Sa sévérité potentielle est d’autant plus importante lorsqu’elle survient au cours de déficits immunitaires. Les déficits immunitaires en cause sont exclusivement des déficits immunitaires cellulaires et ceci explique la gravité de la varicelle au cours des leucémies et des cancers traités, au décours de transplantation d’organes ou chez des enfants recevant des traitements immunosuppresseurs lourds. Le rôle aggravant de la corticothérapie générale est admis : on dit classiquement qu’une corticothérapie générale de plus d’1 mois expose au risque de varicelle grave mais il semblerait que des corticothérapies locales courtes de 3-4 jours puissent également être responsables de varicelles sévères. Au cours de ces varicelles sévères de l’enfant immunodéprimé, la mortalité était autrefois importante puisque évaluée à 20 % des cas. Depuis 1981, cette mortalité a chuté considérablement et c’est l’acyclovir par voie intraveineuse qui a permis d’améliorer le pronostic de ces varicelles de l’immunodéprimé. Il a été rappelé que la varicelle pouvait révéler une infection par le VIH et qu’il fallait d’autant plus y penser en cas de varicelles chroniques récidivantes dès l’arrêt de l’acyclovir. Enfin, la sévérité de la varicelle néonatale chez des enfants nés d’une mère qui a développé cette varicelle dans les 5 jours qui précédaient et dans les 2 jours qui suivaient l’accouchement a été soulignée.
Pour conclure, Philippe Reinert a traité de quelques thèmes
d’actualité en matière de varicelle :
On observe depuis 1990, une augmentation significative du nombre
d’hospitalisations annuelles pour varicelle puisque ce nombre était
d’environ 3000 par an dans les années 90 et qu’en 2000, il était de
l’ordre de 4000 hospitalisations. Ces hospitalisations sont liées à
la sévérité de certaines varicelles et particulièrement aux
surinfections streptococciques essentiellement cutanées.

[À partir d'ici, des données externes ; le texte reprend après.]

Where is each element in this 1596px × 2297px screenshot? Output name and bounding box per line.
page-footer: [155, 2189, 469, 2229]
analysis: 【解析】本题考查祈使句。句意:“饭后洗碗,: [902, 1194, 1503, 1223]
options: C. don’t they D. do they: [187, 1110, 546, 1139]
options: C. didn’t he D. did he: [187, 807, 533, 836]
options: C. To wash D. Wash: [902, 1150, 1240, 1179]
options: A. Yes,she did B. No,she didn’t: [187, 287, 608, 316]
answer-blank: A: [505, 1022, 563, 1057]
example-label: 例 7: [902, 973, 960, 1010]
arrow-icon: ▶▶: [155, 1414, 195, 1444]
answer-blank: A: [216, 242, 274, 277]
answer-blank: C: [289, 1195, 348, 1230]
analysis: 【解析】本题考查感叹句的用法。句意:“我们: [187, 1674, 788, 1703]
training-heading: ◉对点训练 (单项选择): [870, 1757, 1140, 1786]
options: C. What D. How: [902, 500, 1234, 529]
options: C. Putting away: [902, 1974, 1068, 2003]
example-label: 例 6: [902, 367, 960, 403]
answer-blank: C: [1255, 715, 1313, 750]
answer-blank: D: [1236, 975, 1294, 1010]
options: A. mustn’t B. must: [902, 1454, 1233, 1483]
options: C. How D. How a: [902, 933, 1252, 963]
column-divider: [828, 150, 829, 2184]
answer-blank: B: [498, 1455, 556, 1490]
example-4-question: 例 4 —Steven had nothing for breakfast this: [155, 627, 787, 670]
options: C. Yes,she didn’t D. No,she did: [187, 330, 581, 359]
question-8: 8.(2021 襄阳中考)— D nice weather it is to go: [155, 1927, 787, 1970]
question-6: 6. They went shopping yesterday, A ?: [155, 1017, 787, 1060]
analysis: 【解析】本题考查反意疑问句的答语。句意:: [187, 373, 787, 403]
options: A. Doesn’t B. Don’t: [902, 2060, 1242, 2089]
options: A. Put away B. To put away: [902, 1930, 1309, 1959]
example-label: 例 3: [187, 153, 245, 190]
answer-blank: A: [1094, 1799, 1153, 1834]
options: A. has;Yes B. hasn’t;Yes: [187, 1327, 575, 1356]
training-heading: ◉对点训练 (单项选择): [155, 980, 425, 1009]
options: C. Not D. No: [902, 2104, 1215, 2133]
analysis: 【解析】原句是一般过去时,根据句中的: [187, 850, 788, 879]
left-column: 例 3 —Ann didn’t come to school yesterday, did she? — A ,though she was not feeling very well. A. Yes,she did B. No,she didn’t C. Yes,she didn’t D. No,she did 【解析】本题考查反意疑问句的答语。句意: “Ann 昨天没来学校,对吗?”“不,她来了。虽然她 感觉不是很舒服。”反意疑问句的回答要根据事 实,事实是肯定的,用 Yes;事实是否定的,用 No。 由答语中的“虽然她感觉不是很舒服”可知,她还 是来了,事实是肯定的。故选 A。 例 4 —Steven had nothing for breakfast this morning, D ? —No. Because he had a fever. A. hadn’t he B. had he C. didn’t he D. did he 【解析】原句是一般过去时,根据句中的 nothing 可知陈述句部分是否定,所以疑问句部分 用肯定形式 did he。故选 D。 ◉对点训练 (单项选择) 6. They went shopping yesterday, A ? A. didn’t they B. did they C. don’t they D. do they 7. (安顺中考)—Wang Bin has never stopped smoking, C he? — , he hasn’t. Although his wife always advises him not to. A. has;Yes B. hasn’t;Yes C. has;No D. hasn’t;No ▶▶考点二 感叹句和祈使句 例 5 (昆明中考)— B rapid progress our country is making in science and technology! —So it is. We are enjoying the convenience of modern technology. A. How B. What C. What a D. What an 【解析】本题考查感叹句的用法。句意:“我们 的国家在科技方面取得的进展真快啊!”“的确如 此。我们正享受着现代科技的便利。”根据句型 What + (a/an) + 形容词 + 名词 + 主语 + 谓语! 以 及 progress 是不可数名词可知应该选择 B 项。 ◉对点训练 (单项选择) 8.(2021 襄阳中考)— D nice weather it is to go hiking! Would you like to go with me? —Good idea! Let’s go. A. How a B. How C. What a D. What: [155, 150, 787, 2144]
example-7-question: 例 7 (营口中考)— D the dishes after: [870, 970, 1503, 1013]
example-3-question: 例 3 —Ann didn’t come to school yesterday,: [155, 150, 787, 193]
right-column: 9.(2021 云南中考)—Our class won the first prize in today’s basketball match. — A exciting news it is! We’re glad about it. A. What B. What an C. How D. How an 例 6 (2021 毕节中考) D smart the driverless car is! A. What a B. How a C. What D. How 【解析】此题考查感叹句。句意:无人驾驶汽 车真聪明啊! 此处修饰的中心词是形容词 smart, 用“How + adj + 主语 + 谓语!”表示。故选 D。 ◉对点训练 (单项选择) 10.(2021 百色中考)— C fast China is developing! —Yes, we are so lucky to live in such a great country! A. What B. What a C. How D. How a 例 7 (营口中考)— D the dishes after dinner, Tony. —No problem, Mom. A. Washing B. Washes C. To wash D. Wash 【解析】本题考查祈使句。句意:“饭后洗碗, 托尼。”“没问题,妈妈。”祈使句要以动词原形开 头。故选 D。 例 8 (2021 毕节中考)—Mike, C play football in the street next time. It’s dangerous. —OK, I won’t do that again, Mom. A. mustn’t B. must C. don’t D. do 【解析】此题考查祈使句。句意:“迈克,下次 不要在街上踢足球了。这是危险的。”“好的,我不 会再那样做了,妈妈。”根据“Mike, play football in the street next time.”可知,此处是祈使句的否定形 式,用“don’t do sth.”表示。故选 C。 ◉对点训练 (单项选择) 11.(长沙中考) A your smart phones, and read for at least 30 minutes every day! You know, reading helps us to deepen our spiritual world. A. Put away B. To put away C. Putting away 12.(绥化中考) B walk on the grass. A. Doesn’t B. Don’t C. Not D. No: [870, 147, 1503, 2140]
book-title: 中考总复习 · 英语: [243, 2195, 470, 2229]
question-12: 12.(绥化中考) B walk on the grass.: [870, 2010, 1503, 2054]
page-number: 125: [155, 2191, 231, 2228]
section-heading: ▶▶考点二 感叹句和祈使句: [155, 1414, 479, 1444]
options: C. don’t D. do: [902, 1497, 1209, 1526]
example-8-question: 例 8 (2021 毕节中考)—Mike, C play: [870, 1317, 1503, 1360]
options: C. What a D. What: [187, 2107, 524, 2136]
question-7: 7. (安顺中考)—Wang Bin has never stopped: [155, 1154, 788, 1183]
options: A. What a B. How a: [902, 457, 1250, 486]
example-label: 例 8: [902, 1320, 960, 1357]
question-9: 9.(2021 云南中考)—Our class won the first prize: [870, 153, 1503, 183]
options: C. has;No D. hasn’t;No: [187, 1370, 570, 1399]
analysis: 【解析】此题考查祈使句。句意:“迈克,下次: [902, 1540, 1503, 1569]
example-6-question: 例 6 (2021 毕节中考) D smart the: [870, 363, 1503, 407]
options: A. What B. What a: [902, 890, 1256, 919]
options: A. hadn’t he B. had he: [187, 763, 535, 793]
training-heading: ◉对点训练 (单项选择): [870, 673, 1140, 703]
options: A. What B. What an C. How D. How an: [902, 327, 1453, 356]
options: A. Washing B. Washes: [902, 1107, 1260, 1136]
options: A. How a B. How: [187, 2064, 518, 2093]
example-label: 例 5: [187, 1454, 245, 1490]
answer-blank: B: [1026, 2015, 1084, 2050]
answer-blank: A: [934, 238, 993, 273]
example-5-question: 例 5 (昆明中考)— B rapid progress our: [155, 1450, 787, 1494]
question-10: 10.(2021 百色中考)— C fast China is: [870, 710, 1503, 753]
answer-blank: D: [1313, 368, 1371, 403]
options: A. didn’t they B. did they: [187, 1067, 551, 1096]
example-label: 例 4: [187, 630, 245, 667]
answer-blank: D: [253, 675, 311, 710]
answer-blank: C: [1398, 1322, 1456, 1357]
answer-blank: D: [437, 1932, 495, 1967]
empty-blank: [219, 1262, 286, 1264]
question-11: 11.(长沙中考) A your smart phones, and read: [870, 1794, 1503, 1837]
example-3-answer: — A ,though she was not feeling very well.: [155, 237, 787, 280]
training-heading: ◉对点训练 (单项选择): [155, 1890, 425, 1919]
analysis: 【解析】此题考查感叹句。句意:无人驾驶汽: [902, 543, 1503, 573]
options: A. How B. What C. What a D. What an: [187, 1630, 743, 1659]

Curieusement ces varicelles compliquées et sévères surviennent le
plus souvent chez des enfants sans autre pathologie (plus de
75 % des cas). Dans ces varicelles graves, le rôle de la
corticothérapie générale semble là encore prédominant, qu’elle soit
au long cours ou sur quelques jours. La sévérité des complications
cutanées de ces varicelles graves est dominée par le tableau de
cellulite nécrosante dont le pronostic fonctionnel peut être très
sévère (délabrement, amputation) et qui peut également mettre
en jeu le pronostic vital. Depuis plusieurs années, les pédiatres
français insistent sur le rôle favorisant des AINS dans ces
cellulites nécrosantes observées au cours de la varicelle mais les
données de la littérature sont extrêmement contradictoires,
certaines études confirmant le rôle aggravant des AINS et d’autres
non. Il est à noter que ce rôle délétère des AINS n’est absolument
pas reconnu aux Etats-Unis.
L’autre sujet d’actualité pour nos confrères pédiatres est la
vaccination contre la varicelle. Il s’agit d’un vaccin vivant
atténué dont l’utilisation est bien entendu décommandée au cours
des déficits immunitaires. Son efficacité est incontestable même si
elle semble s’atténuer au fil des années. Il existe par ailleurs un
doute sur le risque ultérieur de zona sévère chez les patients
vaccinés contre la varicelle.
Enfin, Philippe Reinert s’est interrogé sur les raisons de la
faible percée de la vaccination contre la varicelle en France alors
qu’elle est extrêmement répandue aux Etats-Unis ou dans certains
pays d’Asie. S’agit-il d’un particularisme culturel français ou
d’autres considérations qui ont trait au coût de la vaccination?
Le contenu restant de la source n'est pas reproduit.